Nottebohm goes on to explain that this does not mean that progress is impossible, however, citing one Box customer who has moved from manual loan applications to a fully automated workflow, and another that used an agent to help onboard 50,000 employees following a merger.
You have to get people together, agree on how it’s going to work, and then put some professional services hours in. But when it’s done, it feels automagical.
Despite this optimism, Box is clear that the higher rungs of its adoption curve — encompassing agents from the “high autonomy” quadrants I’ve described in an agentic taxonomy — remain largely aspirational, at least for now. And while Nottebohm expects progress to happen in these higher levels sooner than we might think, she also argues that giving enterprises the tools to quickly move through the most immediately practical parts of the curve is what really matters right now.
For Box, therefore, its maturity curve is not just a vision of the future but rather an attempt to ground customers in reality — while also providing a plausible map of what could come next. It’s also a reminder that this progression depends on a solid content foundation — precisely the layer Box is betting its future on.
My take
Combining the survey data with Nottebohm’s reflections provides a useful snapshot of where enterprises believe they are with AI right now. And while adoption is claimed to be near-universal — i.e. 94% of organizations claim to be experimenting already — the differences that separate winners from laggards are becoming clearer. And these differences matter when almost 70% of those surveyed believe — rightly or wrongly — that AI is going to transform the basis of competition in their sector.
Setting aside greater spend — which in my experience is no guarantee of greater success — the report suggests that winners are more intentional. They focus on targeted workflows, a plurality of model choices, and explicit change management.
And as Nottebohm rightly points out — it’s not really that complicated when you think about it like that.

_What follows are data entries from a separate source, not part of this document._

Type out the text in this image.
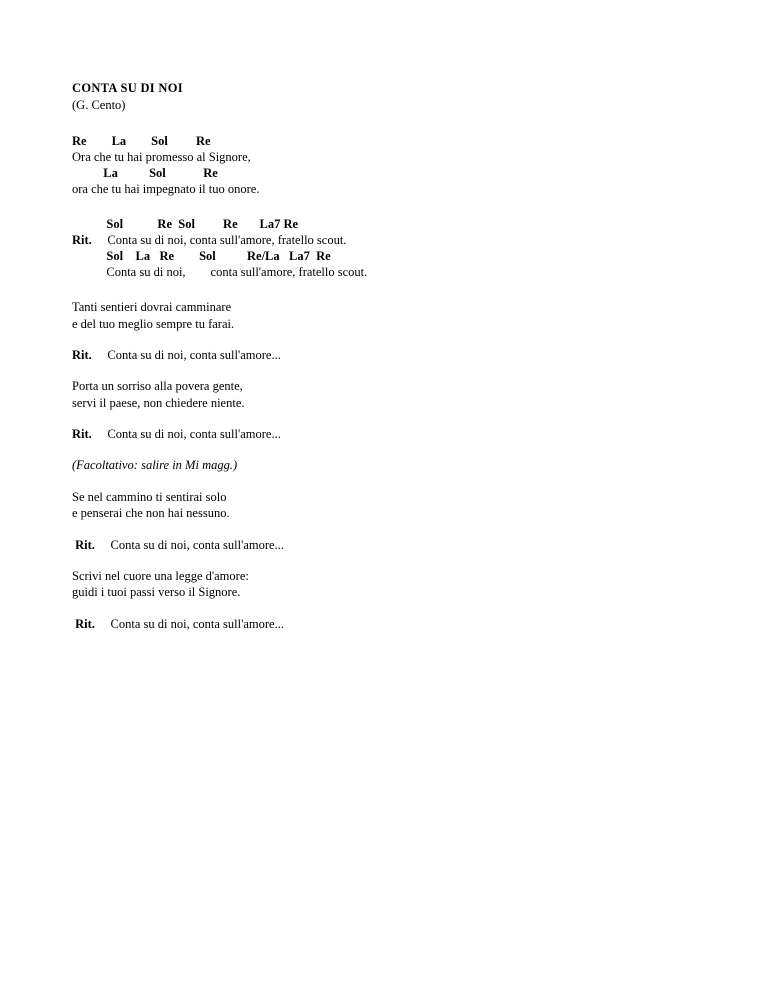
CONTA SU DI NOI

(G. Cento)

Re        La        Sol         Re

Ora che tu hai promesso al Signore,

La          Sol            Re

ora che tu hai impegnato il tuo onore.

Sol           Re  Sol         Re       La7 Re

Rit. Conta su di noi, conta sull'amore, fratello scout.

Sol    La   Re        Sol          Re/La   La7  Re

Conta su di noi,        conta sull'amore, fratello scout.

Tanti sentieri dovrai camminare

e del tuo meglio sempre tu farai.

Rit. Conta su di noi, conta sull'amore...

Porta un sorriso alla povera gente,

servi il paese, non chiedere niente.

Rit. Conta su di noi, conta sull'amore...

(Facoltativo: salire in Mi magg.)

Se nel cammino ti sentirai solo

e penserai che non hai nessuno.

Rit. Conta su di noi, conta sull'amore...

Scrivi nel cuore una legge d'amore:

guidi i tuoi passi verso il Signore.

Rit. Conta su di noi, conta sull'amore...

But when 41% of organizations say they are piloting autonomy — and most CIOs still admit they are at stage one — it shows how quickly ambition can run ahead of capability. For enterprise leaders this is a real risk, potentially leading them to invest in advanced use cases without the governance, content discipline, or change management frameworks that AI leaders have put in place to make them work.

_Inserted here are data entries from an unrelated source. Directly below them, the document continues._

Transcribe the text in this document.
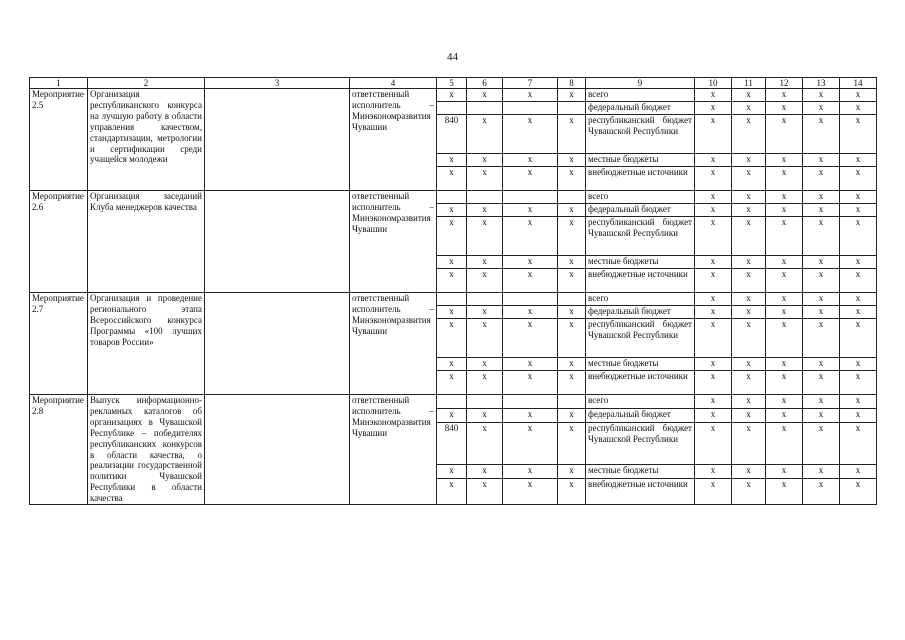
44
1	2	3	4	5	6	7	8	9	10	11	12	13	14
Мероприятие 2.5	Организация республиканского конкурса на лучшую работу в области управления качеством, стандартизации, метрологии и сертификации среди учащейся молодежи		ответственный исполнитель – Минэкономразвития Чувашии	x	x	x	x	всего	x	x	x	x	x
								федеральный бюджет	x	x	x	x	x
				840	x	x	x	республиканский бюджет Чувашской Республики	x	x	x	x	x
				x	x	x	x	местные бюджеты	x	x	x	x	x
				x	x	x	x	внебюджетные источники	x	x	x	x	x
Мероприятие 2.6	Организация заседаний Клуба менеджеров качества		ответственный исполнитель – Минэкономразвития Чувашии					всего	x	x	x	x	x
				x	x	x	x	федеральный бюджет	x	x	x	x	x
				x	x	x	x	республиканский бюджет Чувашской Республики	x	x	x	x	x
				x	x	x	x	местные бюджеты	x	x	x	x	x
				x	x	x	x	внебюджетные источники	x	x	x	x	x
Мероприятие 2.7	Организация и проведение регионального этапа Всероссийского конкурса Программы «100 лучших товаров России»		ответственный исполнитель – Минэкономразвития Чувашии					всего	x	x	x	x	x
				x	x	x	x	федеральный бюджет	x	x	x	x	x
				x	x	x	x	республиканский бюджет Чувашской Республики	x	x	x	x	x
				x	x	x	x	местные бюджеты	x	x	x	x	x
				x	x	x	x	внебюджетные источники	x	x	x	x	x
Мероприятие 2.8	Выпуск информационно-рекламных каталогов об организациях в Чувашской Республике – победителях республиканских конкурсов в области качества, о реализации государственной политики Чувашской Республики в области качества		ответственный исполнитель – Минэкономразвития Чувашии					всего	x	x	x	x	x
				x	x	x	x	федеральный бюджет	x	x	x	x	x
				840	x	x	x	республиканский бюджет Чувашской Республики	x	x	x	x	x
				x	x	x	x	местные бюджеты	x	x	x	x	x
				x	x	x	x	внебюджетные источники	x	x	x	x	x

Within this bigger picture — and true to its heritage — Box wants to position itself as the partner who can help you put this scaffolding in place. By pitching itself as a central, secure repository for curated content, it hopes to become a single hub around which agents, automation, and collaboration can be layered. In one way, it’s a stance that speaks directly to the overwhelming number of companies who expressed concerns about data privacy, security, and compliance in the survey — but it’s also a bet that the most valuable AI use cases will be built around centralized content repositories rather than federated systems that leverage data wherever it happens to lie. Agree or not, it is at least a coherent philosophy in an AI marketplace that’s often more smoke than fire.

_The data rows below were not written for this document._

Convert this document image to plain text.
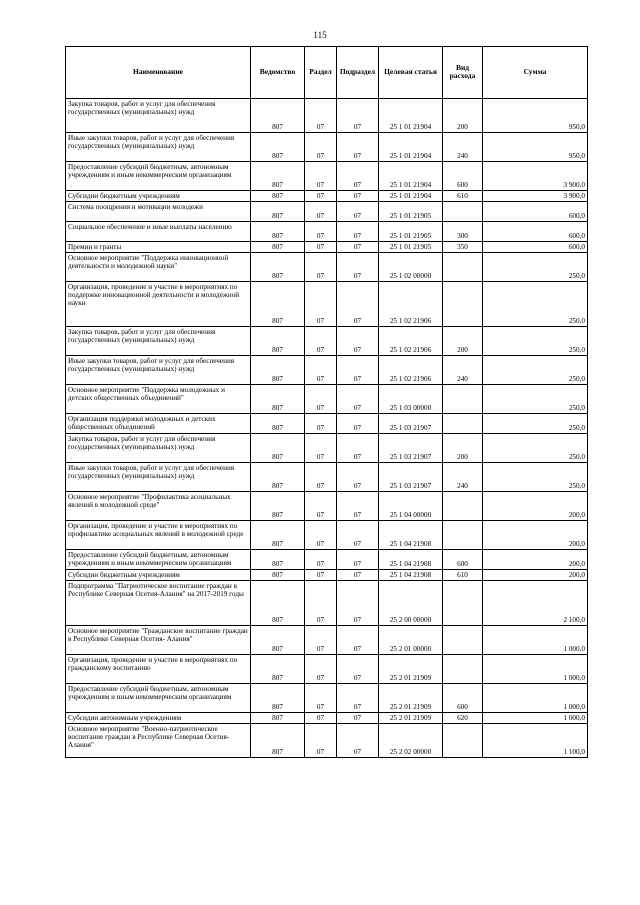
115
Наименование	Ведомство	Раздел	Подраздел	Целевая статья	Вид расхода	Сумма
Закупка товаров, работ и услуг для обеспечения государственных (муниципальных) нужд	807	07	07	25 1 01 21904	200	950,0
Иные закупки товаров, работ и услуг для обеспечения государственных (муниципальных) нужд	807	07	07	25 1 01 21904	240	950,0
Предоставление субсидий бюджетным, автономным учреждениям и иным некоммерческим организациям	807	07	07	25 1 01 21904	600	3 900,0
Субсидии бюджетным учреждениям	807	07	07	25 1 01 21904	610	3 900,0
Система поощрения и мотивации молодежи	807	07	07	25 1 01 21905		600,0
Социальное обеспечение и иные выплаты населению	807	07	07	25 1 01 21905	300	600,0
Премии и гранты	807	07	07	25 1 01 21905	350	600,0
Основное мероприятие "Поддержка инновационной деятельности и молодежной науки"	807	07	07	25 1 02 00000		250,0
Организация, проведение и участие в мероприятиях по поддержке инновационной деятельности и молодежной науки	807	07	07	25 1 02 21906		250,0
Закупка товаров, работ и услуг для обеспечения государственных (муниципальных) нужд	807	07	07	25 1 02 21906	200	250,0
Иные закупки товаров, работ и услуг для обеспечения государственных (муниципальных) нужд	807	07	07	25 1 02 21906	240	250,0
Основное мероприятие "Поддержка молодежных и детских общественных объединений"	807	07	07	25 1 03 00000		250,0
Организация поддержки молодежных и детских общественных объединений	807	07	07	25 1 03 21907		250,0
Закупка товаров, работ и услуг для обеспечения государственных (муниципальных) нужд	807	07	07	25 1 03 21907	200	250,0
Иные закупки товаров, работ и услуг для обеспечения государственных (муниципальных) нужд	807	07	07	25 1 03 21907	240	250,0
Основное мероприятие "Профилактика асоциальных явлений в молодежной среде"	807	07	07	25 1 04 00000		200,0
Организация, проведение и участие в мероприятиях по профилактике асоциальных явлений в молодежной среде	807	07	07	25 1 04 21908		200,0
Предоставление субсидий бюджетным, автономным учреждениям и иным некоммерческим организациям	807	07	07	25 1 04 21908	600	200,0
Субсидии бюджетным учреждениям	807	07	07	25 1 04 21908	610	200,0
Подпрограмма "Патриотическое воспитание граждан в Республике Северная Осетия-Алания" на 2017-2019 годы	807	07	07	25 2 00 00000		2 100,0
Основное мероприятие "Гражданское воспитание граждан в Республике Северная Осетия- Алания"	807	07	07	25 2 01 00000		1 000,0
Организация, проведение и участие в мероприятиях по гражданскому воспитанию	807	07	07	25 2 01 21909		1 000,0
Предоставление субсидий бюджетным, автономным учреждениям и иным некоммерческим организациям	807	07	07	25 2 01 21909	600	1 000,0
Субсидии автономным учреждениям	807	07	07	25 2 01 21909	620	1 000,0
Основное мероприятие "Военно-патриотическое воспитание граждан в Республике Северная Осетия- Алания"	807	07	07	25 2 02 00000		1 100,0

And the resulting pragmatism about its customers’ likely progress is refreshing. Rather than promising instant leaps to stage five autonomy, Box is emphasizing content strategy, data discipline, and incremental expansion — positioning itself to meet its customers where they are in order to help them move deliberately from retrieval, to discrete workflows, to orchestrated processes, and — eventually — beyond.
For buyers, therefore, the real question is not how fast they can reach full agentic autonomy — but whether they believe the content scaffolding offered by Box will help them sustainably make the climb. And that answer will ultimately test Box’s bold bet that the future of enterprise AI will be built on a content-first foundation.